To simplify it, that’s 24 pieces every minute, or 1440 pieces in just an hour!

Some of these considerations are vast, others more straight-forward. They can include clamp pressure, injection speed, injection velocity, material dosage, timing for holding and injecting, and more. These are intricately aligned to melt, mould and solidify each perfectly uniform part in short increments.

Additionally, the manual machines require hands-on action to turn the levers which push and pull the machine parts to function the moulds. Should anything go poorly, the machine will automatically stop operations after 26 seconds.

“I’ve only did it once in my 30 years…. you just have to muck around with it a bit.”

– Alan McMechan, 2021.

While this is clearly not a common event for our experts at Jamac, it is something us newbies at Rotadyne are definitely wary of. On the manual machines, it is also important to ensure the moulds are perfect aligned as they clamp shut, or the mould can get clogged or damaged.

Perhaps only one minor mishap in 30 years will be a hard record to beat, but thanks to the amazing instructions and expertise passed down from Alan to our own workers, as well as the optimal condition of the machines themselves, we are confident we can live up to the legacy which comes with JAMAC’s outstanding reputation and success!



Newly adopted skills and capabilities comes a new range of possibilities for manufacturing solutions, and facilitates the sourcing of manufacturing services. Rotadyne is increasingly becoming a one-stop-shop for design and manufacturing, with multiple processes now available under one roof.

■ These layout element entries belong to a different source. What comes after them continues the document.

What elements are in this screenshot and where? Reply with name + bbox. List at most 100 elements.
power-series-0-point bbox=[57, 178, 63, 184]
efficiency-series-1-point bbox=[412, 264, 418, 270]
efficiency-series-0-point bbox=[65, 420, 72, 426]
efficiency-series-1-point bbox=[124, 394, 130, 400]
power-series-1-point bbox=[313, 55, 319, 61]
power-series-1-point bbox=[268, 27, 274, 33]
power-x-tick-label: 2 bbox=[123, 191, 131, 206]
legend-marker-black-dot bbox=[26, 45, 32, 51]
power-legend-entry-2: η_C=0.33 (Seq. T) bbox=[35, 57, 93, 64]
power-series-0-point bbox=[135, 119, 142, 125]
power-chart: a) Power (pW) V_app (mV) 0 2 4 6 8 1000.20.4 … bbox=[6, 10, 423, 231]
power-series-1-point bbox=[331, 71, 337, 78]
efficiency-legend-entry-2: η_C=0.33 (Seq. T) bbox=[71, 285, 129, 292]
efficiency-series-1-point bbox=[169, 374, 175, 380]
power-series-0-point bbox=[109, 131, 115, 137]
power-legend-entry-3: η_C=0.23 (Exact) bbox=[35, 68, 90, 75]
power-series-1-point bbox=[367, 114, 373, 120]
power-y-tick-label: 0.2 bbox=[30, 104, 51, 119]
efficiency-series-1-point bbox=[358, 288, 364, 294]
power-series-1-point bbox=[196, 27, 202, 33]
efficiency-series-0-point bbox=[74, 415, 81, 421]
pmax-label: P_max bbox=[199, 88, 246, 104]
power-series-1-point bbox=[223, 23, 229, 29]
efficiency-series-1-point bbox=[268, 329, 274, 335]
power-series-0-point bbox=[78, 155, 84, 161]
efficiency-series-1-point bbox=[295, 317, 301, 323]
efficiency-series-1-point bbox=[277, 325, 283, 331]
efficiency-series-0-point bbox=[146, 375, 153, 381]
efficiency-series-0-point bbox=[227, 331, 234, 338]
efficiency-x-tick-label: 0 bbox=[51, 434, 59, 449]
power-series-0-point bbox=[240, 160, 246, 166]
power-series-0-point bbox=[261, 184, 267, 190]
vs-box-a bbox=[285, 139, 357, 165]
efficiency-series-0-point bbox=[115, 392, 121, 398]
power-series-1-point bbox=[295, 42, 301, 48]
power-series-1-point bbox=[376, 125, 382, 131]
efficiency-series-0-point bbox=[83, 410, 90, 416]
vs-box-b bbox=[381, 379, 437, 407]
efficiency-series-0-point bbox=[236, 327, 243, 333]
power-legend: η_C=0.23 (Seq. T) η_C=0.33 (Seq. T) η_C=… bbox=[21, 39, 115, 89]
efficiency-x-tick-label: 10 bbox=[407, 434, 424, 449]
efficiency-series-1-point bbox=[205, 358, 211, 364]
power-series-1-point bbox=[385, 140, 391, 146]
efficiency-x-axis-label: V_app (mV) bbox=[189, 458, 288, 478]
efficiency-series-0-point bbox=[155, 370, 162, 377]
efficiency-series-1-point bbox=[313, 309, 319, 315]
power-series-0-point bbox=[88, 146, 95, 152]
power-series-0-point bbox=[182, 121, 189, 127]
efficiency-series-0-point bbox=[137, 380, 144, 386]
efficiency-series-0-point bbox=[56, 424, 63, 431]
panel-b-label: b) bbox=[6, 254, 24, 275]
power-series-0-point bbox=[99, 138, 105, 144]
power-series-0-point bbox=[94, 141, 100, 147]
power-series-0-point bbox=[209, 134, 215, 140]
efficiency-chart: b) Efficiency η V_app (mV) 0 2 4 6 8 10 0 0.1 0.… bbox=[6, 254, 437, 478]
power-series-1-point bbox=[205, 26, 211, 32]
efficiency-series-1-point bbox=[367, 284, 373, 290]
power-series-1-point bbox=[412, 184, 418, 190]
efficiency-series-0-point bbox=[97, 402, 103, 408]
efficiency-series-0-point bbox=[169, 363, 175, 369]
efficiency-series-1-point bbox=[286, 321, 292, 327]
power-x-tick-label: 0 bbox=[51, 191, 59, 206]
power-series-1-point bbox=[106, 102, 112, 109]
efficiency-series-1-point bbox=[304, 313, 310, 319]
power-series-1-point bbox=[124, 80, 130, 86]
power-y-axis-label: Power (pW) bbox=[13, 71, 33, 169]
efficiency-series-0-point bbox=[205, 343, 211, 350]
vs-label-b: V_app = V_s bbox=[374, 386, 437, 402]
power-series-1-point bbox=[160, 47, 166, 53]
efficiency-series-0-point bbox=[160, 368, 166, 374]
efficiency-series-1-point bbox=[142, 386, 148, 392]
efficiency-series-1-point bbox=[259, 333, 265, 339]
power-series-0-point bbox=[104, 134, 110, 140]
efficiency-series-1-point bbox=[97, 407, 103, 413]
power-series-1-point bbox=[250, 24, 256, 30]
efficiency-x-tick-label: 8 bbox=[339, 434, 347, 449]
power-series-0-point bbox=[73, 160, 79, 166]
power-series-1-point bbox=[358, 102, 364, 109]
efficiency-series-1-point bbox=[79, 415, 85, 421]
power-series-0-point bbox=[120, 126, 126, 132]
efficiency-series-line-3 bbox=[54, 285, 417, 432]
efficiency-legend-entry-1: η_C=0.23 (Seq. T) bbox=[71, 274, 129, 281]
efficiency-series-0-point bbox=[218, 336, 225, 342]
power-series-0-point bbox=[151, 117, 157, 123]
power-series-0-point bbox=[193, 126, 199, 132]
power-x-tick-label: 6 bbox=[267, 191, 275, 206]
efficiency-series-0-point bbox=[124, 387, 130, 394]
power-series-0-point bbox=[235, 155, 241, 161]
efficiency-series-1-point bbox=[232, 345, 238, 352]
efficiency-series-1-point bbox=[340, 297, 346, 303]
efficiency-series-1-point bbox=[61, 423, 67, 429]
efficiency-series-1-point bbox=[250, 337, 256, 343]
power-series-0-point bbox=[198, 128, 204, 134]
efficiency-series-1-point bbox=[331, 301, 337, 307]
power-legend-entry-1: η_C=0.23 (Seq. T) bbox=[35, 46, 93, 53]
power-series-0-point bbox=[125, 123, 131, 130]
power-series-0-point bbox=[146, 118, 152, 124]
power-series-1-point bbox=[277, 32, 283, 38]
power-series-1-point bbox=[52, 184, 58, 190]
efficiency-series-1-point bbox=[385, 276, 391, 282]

Injection moulding expands the possibilities for what Rotadyne can offer to clients. Whether that includes the production of smaller parts at high volume, or whether it is used in complimentary manners for product components, injection moulding certainly offers us a larger infinity of customization and imagination.

The collaboration between Alan, as a wealth of industry knowledge and experience, with Rotadyne’s production foundations and history with development and adaptation, this partnership will truly set our sights for the stars.

Injection moulding for JAMAC has mostly included heating applications within the pool and spa industry, however they have also produced electrical components, parts for clothing applications and even jewelry boxes.

Rotadyne will continue all active productions and are also hoping to take on new projects, particularly those which call for innovation and worldly impact, or which require an assortment of manufacturing techniques and methodologies to complete.

Our arsenal of capabilities expands with each year, providing us confidence that we will not only adapt to this undertaking of responsibilities, but also thrive with the plethora of opportunities injection moulding offers us as a business and as designers and engineers.



Whilst we may be rotational moulders at heart, we love all sorts of moulds, rotational or otherwise. This is the beginning of us embrace the diversity within the plastic industry, which offers us incomparable flexibility and customisation in design like no other manufacturing process or material does.